Consequently, reuse of a variety of materials is prevalent. The motivations for materials reuse in developing countries include: scarcity or expense of virgin materials; the level of absolute poverty; the availability of workers who will accept minimal wages; the frugal values of even relatively well-to-do households; and the large markets for used goods and products made from recycled plastics and metals.
Wastes that are of no use in affluent societies and cannot be recycled have value in developing countries e.g. coconut shells and dung used as fuel. If one takes into account the use of compost from dumps sites as well as materials recovery, in countries like India, Vietnam, and China, the majority of municipal wastes of all kinds are ultimately utilized.

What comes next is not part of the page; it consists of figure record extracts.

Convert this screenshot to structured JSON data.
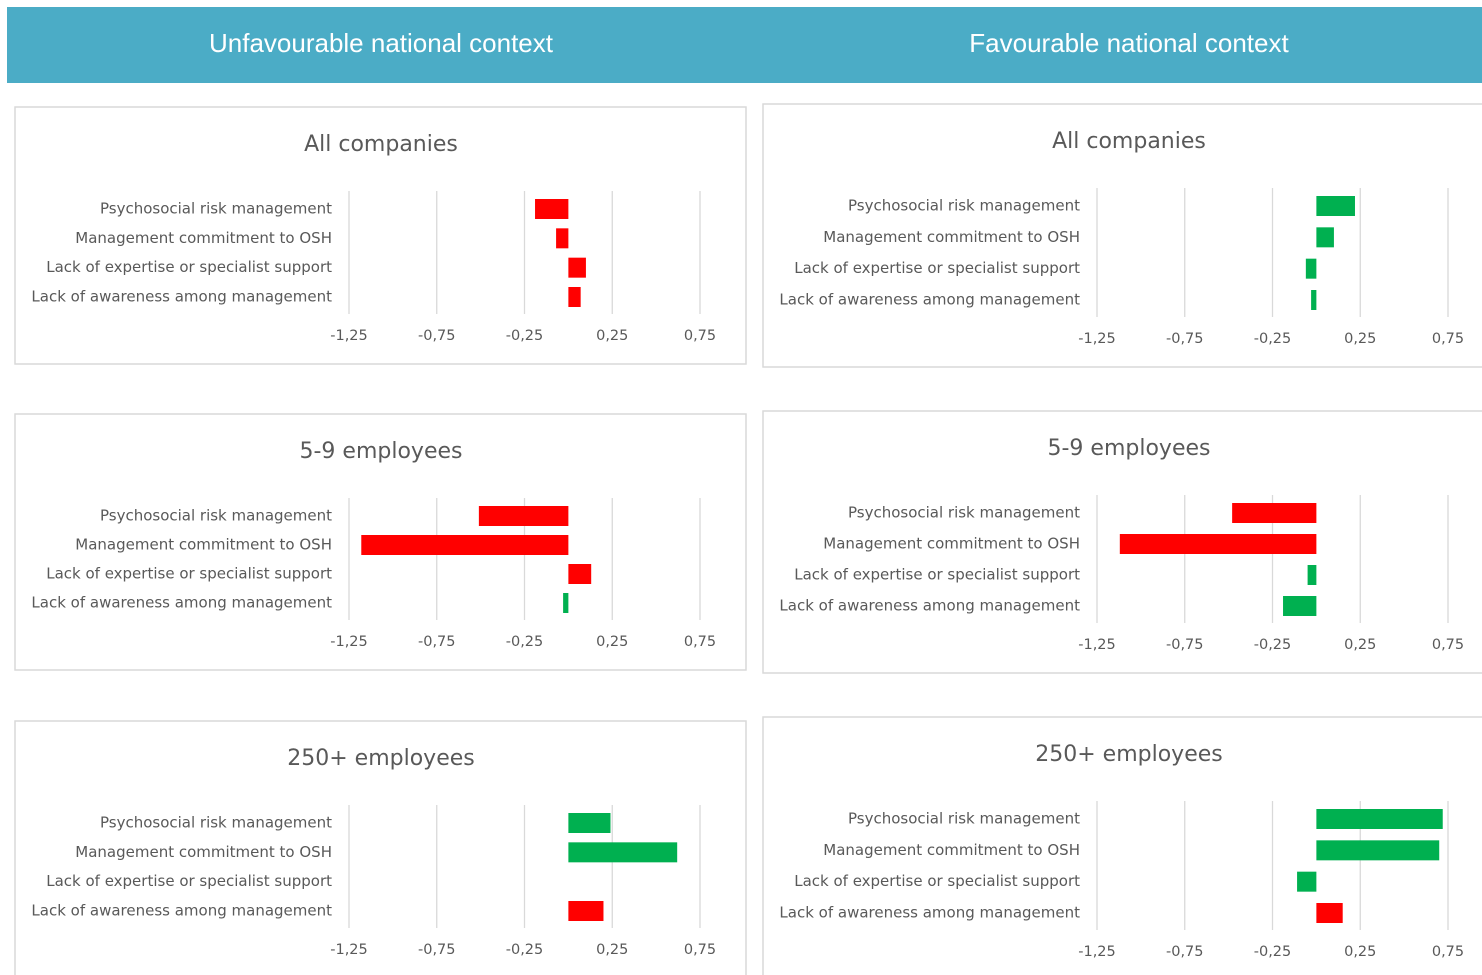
{
  "headers": [
    "Unfavourable national context",
    "Favourable national context"
  ],
  "chart_data": [
    {
      "type": "bar",
      "title": "All companies",
      "categories": [
        "Psychosocial risk management",
        "Management commitment to OSH",
        "Lack of expertise or specialist support",
        "Lack of awareness among management"
      ],
      "values": [
        -0.19,
        -0.07,
        0.1,
        0.07
      ],
      "colors": [
        "#ff0000",
        "#ff0000",
        "#ff0000",
        "#ff0000"
      ],
      "xlim": [
        -1.25,
        0.75
      ],
      "xticks": [
        {
          "value": -1.25,
          "label": "-1,25"
        },
        {
          "value": -0.75,
          "label": "-0,75"
        },
        {
          "value": -0.25,
          "label": "-0,25"
        },
        {
          "value": 0.25,
          "label": "0,25"
        },
        {
          "value": 0.75,
          "label": "0,75"
        }
      ],
      "grid": true
    },
    {
      "type": "bar",
      "title": "All companies",
      "categories": [
        "Psychosocial risk management",
        "Management commitment to OSH",
        "Lack of expertise or specialist support",
        "Lack of awareness among management"
      ],
      "values": [
        0.22,
        0.1,
        -0.06,
        -0.03
      ],
      "colors": [
        "#00b050",
        "#00b050",
        "#00b050",
        "#00b050"
      ],
      "xlim": [
        -1.25,
        0.75
      ],
      "xticks": [
        {
          "value": -1.25,
          "label": "-1,25"
        },
        {
          "value": -0.75,
          "label": "-0,75"
        },
        {
          "value": -0.25,
          "label": "-0,25"
        },
        {
          "value": 0.25,
          "label": "0,25"
        },
        {
          "value": 0.75,
          "label": "0,75"
        }
      ],
      "grid": true
    },
    {
      "type": "bar",
      "title": "5-9 employees",
      "categories": [
        "Psychosocial risk management",
        "Management commitment to OSH",
        "Lack of expertise or specialist support",
        "Lack of awareness among management"
      ],
      "values": [
        -0.51,
        -1.18,
        0.13,
        -0.03
      ],
      "colors": [
        "#ff0000",
        "#ff0000",
        "#ff0000",
        "#00b050"
      ],
      "xlim": [
        -1.25,
        0.75
      ],
      "xticks": [
        {
          "value": -1.25,
          "label": "-1,25"
        },
        {
          "value": -0.75,
          "label": "-0,75"
        },
        {
          "value": -0.25,
          "label": "-0,25"
        },
        {
          "value": 0.25,
          "label": "0,25"
        },
        {
          "value": 0.75,
          "label": "0,75"
        }
      ],
      "grid": true
    },
    {
      "type": "bar",
      "title": "5-9 employees",
      "categories": [
        "Psychosocial risk management",
        "Management commitment to OSH",
        "Lack of expertise or specialist support",
        "Lack of awareness among management"
      ],
      "values": [
        -0.48,
        -1.12,
        -0.05,
        -0.19
      ],
      "colors": [
        "#ff0000",
        "#ff0000",
        "#00b050",
        "#00b050"
      ],
      "xlim": [
        -1.25,
        0.75
      ],
      "xticks": [
        {
          "value": -1.25,
          "label": "-1,25"
        },
        {
          "value": -0.75,
          "label": "-0,75"
        },
        {
          "value": -0.25,
          "label": "-0,25"
        },
        {
          "value": 0.25,
          "label": "0,25"
        },
        {
          "value": 0.75,
          "label": "0,75"
        }
      ],
      "grid": true
    },
    {
      "type": "bar",
      "title": "250+ employees",
      "categories": [
        "Psychosocial risk management",
        "Management commitment to OSH",
        "Lack of expertise or specialist support",
        "Lack of awareness among management"
      ],
      "values": [
        0.24,
        0.62,
        0,
        0.2
      ],
      "colors": [
        "#00b050",
        "#00b050",
        "#00b050",
        "#ff0000"
      ],
      "xlim": [
        -1.25,
        0.75
      ],
      "xticks": [
        {
          "value": -1.25,
          "label": "-1,25"
        },
        {
          "value": -0.75,
          "label": "-0,75"
        },
        {
          "value": -0.25,
          "label": "-0,25"
        },
        {
          "value": 0.25,
          "label": "0,25"
        },
        {
          "value": 0.75,
          "label": "0,75"
        }
      ],
      "grid": true
    },
    {
      "type": "bar",
      "title": "250+ employees",
      "categories": [
        "Psychosocial risk management",
        "Management commitment to OSH",
        "Lack of expertise or specialist support",
        "Lack of awareness among management"
      ],
      "values": [
        0.72,
        0.7,
        -0.11,
        0.15
      ],
      "colors": [
        "#00b050",
        "#00b050",
        "#00b050",
        "#ff0000"
      ],
      "xlim": [
        -1.25,
        0.75
      ],
      "xticks": [
        {
          "value": -1.25,
          "label": "-1,25"
        },
        {
          "value": -0.75,
          "label": "-0,75"
        },
        {
          "value": -0.25,
          "label": "-0,25"
        },
        {
          "value": 0.25,
          "label": "0,25"
        },
        {
          "value": 0.75,
          "label": "0,75"
        }
      ],
      "grid": true
    }
  ]
}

Waste reduction that could be achieved by legislation and protocols (such as agreements to change packaging) is not, at present, a high priority in these countries, although some are now moving in this direction.

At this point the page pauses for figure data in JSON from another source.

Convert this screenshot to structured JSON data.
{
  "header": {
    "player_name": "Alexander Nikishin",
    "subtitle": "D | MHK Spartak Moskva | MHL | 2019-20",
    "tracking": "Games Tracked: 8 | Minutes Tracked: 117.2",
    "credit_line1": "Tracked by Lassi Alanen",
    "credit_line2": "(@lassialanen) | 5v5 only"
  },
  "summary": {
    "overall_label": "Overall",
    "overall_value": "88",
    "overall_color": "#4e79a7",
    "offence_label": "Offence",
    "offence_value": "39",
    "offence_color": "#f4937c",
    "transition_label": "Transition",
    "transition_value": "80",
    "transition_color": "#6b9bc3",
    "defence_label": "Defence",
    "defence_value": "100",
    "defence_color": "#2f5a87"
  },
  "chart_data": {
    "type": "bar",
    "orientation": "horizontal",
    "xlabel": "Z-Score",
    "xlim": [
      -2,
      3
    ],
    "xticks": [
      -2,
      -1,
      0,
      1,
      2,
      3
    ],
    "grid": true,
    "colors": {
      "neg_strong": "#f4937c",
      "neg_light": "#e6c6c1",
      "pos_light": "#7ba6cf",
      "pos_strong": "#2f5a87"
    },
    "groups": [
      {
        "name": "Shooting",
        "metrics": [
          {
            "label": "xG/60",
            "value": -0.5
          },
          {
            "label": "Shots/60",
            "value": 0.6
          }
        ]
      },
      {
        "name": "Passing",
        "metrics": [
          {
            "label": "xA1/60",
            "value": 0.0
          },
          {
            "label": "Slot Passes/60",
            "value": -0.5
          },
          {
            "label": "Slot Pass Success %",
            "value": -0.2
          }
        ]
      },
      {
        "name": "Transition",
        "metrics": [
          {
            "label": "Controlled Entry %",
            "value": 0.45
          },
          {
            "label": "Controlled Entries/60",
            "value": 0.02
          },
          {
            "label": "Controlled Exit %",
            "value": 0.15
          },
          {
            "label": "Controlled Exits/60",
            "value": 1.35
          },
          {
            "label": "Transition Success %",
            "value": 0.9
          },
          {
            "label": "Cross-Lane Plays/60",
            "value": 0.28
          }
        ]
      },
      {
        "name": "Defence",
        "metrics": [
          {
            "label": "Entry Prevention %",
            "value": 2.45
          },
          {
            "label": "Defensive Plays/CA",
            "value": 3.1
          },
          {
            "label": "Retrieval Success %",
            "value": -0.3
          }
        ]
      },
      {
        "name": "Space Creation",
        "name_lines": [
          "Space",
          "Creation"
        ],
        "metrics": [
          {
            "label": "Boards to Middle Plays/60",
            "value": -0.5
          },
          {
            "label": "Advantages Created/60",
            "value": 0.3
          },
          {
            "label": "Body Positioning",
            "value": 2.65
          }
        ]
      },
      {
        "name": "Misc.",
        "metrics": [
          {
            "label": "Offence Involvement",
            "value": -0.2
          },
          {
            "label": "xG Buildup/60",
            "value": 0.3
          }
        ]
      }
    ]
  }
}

Because unskilled labor costs are low and there is a high demand for manufactured materials, manufacturers can readily use leftovers as feedstock or engage in waste exchange.

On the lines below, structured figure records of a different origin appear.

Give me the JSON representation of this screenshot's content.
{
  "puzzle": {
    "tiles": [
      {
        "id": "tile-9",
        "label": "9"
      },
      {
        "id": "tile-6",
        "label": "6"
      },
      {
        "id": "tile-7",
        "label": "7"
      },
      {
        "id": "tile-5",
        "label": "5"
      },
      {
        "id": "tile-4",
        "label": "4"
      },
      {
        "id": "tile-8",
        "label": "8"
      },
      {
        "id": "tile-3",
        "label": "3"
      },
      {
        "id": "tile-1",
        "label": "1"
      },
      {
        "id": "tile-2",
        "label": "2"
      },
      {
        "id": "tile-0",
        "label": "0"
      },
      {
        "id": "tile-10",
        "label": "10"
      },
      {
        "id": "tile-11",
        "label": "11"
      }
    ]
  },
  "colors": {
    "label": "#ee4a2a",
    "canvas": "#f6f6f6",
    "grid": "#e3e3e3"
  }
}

Residuals and old machines are sold to less advanced, smaller industries. Public health is benefiting from plastic and boxboard packaging that reduces contamination of foods and much of the superior packaging is recovered and recycled.
In offices and institutions, cleaners and caretakers organize the sale of paper, plastics, etc. At the household level, gifts of clothes and goods to relatives, charities, and servants are still significant in waste reduction.
All cities and towns have markets for used goods. However, the greatest amount of materials recovery is achieved through networks of itinerant buyers, small- and medium-sized dealers, and wholesaling brokers.
The extent to which the waste trading enterprises are registered (formalized) varies in developing regions: in Latin America and Asia, there is more formal registration than in Africa.
The system is adaptive to market fluctuations, as the lowest level workers form a dispensable labor cushion: they must find other work, if they can, when there is reduced demand for the materials that they sell.
From the point of view of waste reduction, the traditional practices of repair and reuse, and the sale, barter, or gift-giving of used goods and surplus materials are an advantage to the poorer countries. Quantities of inorganic post-consumer wastes entering the MSW stream would be higher if these forms of waste reduction did not exist.
In conclusion, biomedical waste minimization involves all processes and techniques applied to preclude as much as possible or reduce to the barest minimum the occurrence of waste and wasteful situations in the production, distribution and use of any product and services.
Waste minimization strategies are applied at different levels especially in the industries during product design and production and continue up to the consumer level.
At the consumer/household level, discrimination as to what to buy and in what quantity, product quality, re-use or recycling etc. are some of the major considerations to be taken to minimize waste. Household waste minimization or reduction is influenced by level of knowledge, socioeconomic status and lifestyle.